Clementino had a careful look at an exquisite set of Indian miniatures marked 'from the court of the last Mogul Emperor, Bahadur Shah II, 1857.' In the same cubby-hole were several pieces of jade in a bag marked 'Boxer Uprising, 1901.' He knew these could be more valuable than the equivalent weight in diamonds.
Most common were papers, locked tin deed boxes and jewellery, all of which they ignored. Their brief was to collect anything that could be construed as a bargaining tool, in particular items relating to the Fuhrer's person. Everything else would be forgotten, almost. The set of pornographic pictures Ignatio waved under his brother's nose was in the almost category. One of the snaps showed the very elegant naked lady wearing a rather splendid crown and gripping a large golden ball between her thighs, ecstatic in queenship he guessed.

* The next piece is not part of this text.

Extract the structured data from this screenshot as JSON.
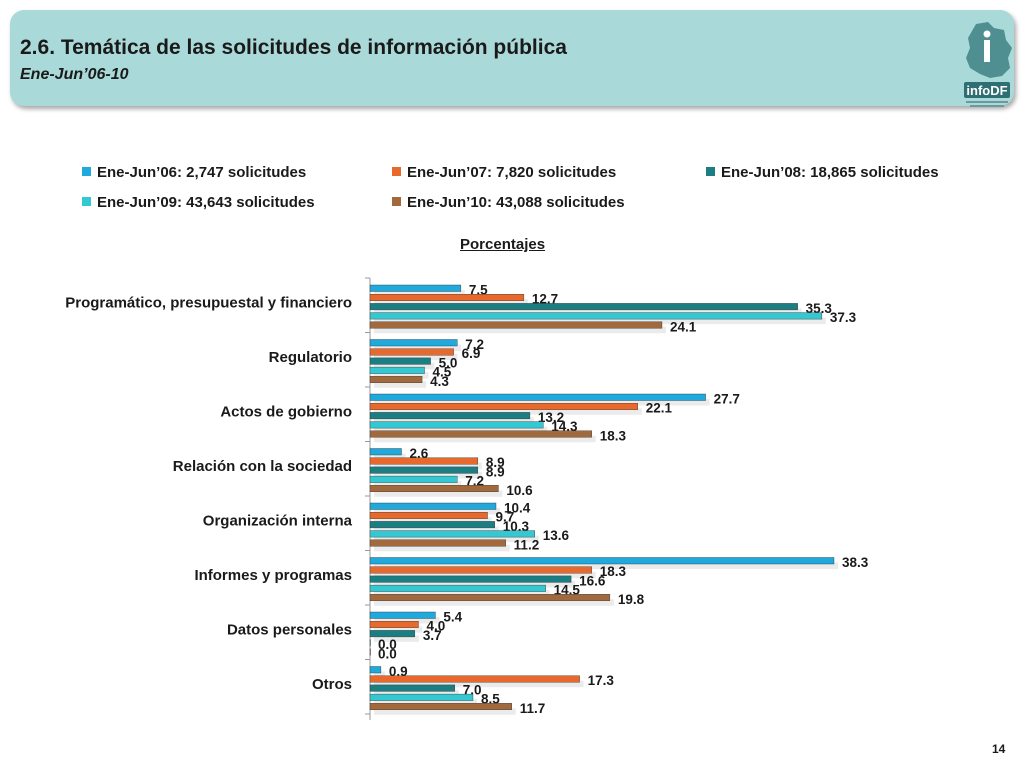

It took them an hour to reach the five bigger vaults at ground level at the far end of the wall they had started from.
"Housey-housey!" Clementino exclaimed more convincingly than his brother, lifting a pile of documents onto the concrete. "Just these five vaults and the tin boxes in them if we can open them. Put all the other stuff back carefully. It's obvious in hindsight they would keep the bigger boxes for themselves."
"All of it? Folding stuff, gold watches, black pearls? There's a diamond here as big as my ..."
Clementino took a deep breath but didn't need to speak.
Ignatio thought of secretly swallowing four little beauties from a velvet drawstring bag bulging with sparklers. Surely the owner would not miss them? Two could be made into earrings for his girl and two would make matching cufflinks. Maybe two more could ... He got no further on his dare on realising he would have to come clean with Gabrielle with where they had come from. Unable to stop giggling over this and the possibility of them disappearing down the toilet led to him being swiped and the bag put back sulkily from where it came.